Your puppets range from three inches to 40ft… do we get to see them all?
Not in this show. Generally yes, our puppets are three inches to 40ft tall. But in this show, most of them are of human size, some smaller. The show has traditional leather shadow puppets from Karnataka, Japanese-style Bunraku puppets, masks, choreography inspired by Kalaripayattu and Chhau, creating collaborations between martial dance, puppets and masks.  

You make the puppets yourself?
Yes, we do it all ourselves. The puppets we are using in this show took about eight months to make… about 17 masks and two main puppets. Plus, several smaller masks and puppets. 

How has the response been so far?
This is a co-production with a French puppet theatre festival called the Festival Mondial des Théâtres de Marionnettes. This year we are going to perform in France at that festival in September. We don’t know what the reception in Europe is going to be. But in India, we have performed about 13 times. It’s interesting that a lot of young people don’t know much about the epic Mahabharata and they think it’s old and boring. They seem to enjoy. I think the retelling is something that excites them. It’s mostly the psychology of the characters that excites them. I think it surprises the audience. 

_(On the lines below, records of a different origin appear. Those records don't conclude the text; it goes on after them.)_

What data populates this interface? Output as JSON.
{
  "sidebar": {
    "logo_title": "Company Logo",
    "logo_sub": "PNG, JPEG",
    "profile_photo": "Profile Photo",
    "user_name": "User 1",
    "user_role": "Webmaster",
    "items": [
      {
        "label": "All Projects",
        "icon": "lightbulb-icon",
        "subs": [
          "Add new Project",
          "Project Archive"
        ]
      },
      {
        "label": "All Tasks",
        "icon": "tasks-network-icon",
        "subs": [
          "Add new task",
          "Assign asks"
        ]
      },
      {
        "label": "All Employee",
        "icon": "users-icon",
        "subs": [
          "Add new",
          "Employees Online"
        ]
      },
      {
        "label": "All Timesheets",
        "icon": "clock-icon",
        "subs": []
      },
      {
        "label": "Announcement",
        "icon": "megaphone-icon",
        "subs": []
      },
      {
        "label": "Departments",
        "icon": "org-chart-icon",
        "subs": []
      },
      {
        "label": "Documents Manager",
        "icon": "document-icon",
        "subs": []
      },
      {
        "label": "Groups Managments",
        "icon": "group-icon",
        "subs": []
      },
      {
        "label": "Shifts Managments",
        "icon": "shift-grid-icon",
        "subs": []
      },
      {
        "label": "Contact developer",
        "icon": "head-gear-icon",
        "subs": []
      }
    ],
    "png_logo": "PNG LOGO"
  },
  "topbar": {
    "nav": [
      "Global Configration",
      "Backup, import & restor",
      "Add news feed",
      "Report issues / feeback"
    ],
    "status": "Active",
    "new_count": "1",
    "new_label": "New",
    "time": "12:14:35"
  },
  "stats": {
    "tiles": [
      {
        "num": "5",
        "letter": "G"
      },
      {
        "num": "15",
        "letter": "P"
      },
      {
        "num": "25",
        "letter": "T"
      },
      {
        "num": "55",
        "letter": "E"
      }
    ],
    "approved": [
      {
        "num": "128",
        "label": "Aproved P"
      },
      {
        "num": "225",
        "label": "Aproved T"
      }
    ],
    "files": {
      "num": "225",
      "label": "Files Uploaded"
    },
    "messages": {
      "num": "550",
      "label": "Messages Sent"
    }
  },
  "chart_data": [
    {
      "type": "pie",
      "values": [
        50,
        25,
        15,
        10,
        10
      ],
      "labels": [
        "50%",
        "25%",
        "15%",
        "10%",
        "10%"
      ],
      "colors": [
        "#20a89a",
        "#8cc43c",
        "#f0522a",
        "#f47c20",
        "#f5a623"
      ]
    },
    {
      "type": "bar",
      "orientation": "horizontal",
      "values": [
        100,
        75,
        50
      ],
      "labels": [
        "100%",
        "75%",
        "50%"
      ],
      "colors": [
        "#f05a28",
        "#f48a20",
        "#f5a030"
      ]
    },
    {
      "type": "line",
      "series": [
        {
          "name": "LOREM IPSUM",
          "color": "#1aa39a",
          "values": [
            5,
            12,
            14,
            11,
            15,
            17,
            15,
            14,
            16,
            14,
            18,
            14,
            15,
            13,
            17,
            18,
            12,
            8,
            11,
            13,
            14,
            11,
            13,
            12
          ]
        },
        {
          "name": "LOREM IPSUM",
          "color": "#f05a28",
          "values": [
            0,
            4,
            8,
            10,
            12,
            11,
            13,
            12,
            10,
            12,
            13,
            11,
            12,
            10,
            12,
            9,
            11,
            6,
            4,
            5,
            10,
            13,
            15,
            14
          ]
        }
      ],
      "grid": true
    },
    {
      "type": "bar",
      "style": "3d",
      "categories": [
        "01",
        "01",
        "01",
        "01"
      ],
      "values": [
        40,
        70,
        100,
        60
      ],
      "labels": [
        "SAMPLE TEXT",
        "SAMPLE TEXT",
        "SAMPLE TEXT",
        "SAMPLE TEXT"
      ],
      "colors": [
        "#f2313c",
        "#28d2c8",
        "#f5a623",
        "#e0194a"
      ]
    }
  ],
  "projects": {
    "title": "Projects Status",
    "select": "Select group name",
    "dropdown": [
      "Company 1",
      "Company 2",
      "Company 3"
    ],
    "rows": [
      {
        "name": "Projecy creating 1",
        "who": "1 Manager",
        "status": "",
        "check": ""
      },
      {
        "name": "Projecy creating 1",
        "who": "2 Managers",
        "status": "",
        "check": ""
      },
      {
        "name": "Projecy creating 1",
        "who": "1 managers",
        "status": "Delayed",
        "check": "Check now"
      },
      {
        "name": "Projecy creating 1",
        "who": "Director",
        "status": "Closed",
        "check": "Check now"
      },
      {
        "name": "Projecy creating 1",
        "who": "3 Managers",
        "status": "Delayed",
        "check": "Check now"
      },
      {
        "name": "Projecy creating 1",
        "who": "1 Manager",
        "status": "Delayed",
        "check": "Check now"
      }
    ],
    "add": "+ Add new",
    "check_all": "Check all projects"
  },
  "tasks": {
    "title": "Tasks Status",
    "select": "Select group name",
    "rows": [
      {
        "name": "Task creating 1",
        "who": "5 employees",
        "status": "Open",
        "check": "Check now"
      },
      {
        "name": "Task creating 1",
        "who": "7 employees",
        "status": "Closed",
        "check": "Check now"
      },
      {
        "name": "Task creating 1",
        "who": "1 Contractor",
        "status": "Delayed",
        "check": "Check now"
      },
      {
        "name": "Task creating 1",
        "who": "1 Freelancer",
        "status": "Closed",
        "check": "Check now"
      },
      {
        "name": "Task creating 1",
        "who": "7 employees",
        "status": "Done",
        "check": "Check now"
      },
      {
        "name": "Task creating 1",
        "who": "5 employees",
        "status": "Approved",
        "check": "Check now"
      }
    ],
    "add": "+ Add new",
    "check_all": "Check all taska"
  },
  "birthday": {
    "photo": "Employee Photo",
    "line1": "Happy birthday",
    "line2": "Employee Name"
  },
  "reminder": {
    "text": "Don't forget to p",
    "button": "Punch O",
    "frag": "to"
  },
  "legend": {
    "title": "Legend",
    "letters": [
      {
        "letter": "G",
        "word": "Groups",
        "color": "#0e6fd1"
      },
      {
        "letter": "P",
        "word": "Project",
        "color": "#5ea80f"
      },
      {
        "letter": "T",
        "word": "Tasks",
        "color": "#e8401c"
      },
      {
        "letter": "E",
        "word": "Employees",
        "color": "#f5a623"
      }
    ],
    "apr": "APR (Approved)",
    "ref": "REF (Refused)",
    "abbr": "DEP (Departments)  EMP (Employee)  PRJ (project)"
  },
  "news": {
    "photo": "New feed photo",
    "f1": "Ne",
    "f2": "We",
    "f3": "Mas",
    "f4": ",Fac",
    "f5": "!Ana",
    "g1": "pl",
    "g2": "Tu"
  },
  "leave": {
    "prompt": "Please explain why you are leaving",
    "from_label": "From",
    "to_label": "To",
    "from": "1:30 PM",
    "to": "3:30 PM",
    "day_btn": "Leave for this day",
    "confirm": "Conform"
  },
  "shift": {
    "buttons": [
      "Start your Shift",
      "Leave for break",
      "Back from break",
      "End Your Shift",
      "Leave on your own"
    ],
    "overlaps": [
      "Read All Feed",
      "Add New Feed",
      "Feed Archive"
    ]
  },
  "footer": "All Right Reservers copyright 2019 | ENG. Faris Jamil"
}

Puppet shows are often associated with kids. Is it a kids’ show that would appeal to adults as well?
See, what we are performing is for adults. We are not doing a children’s show. I don’t have much idea about the Calcutta audience now, I haven’t performed there in a long time. I think there is a certain idea that puppetry is for children and also that in puppet theatre humans shouldn’t be visible. We hope to break the myth.

What are you expecting from the Calcutta audience?
My first apprenticeship was actually in Calcutta in a company called The Puppet, which was founded by Raghunath Goswami. He had passed away by the time I went there to intern. I worked under Swapna Sen. That time Calcutta used to be the big puppet hub in the mid-Nineties. I think the Calcutta audience is very open to new stuff and they would appreciate the show.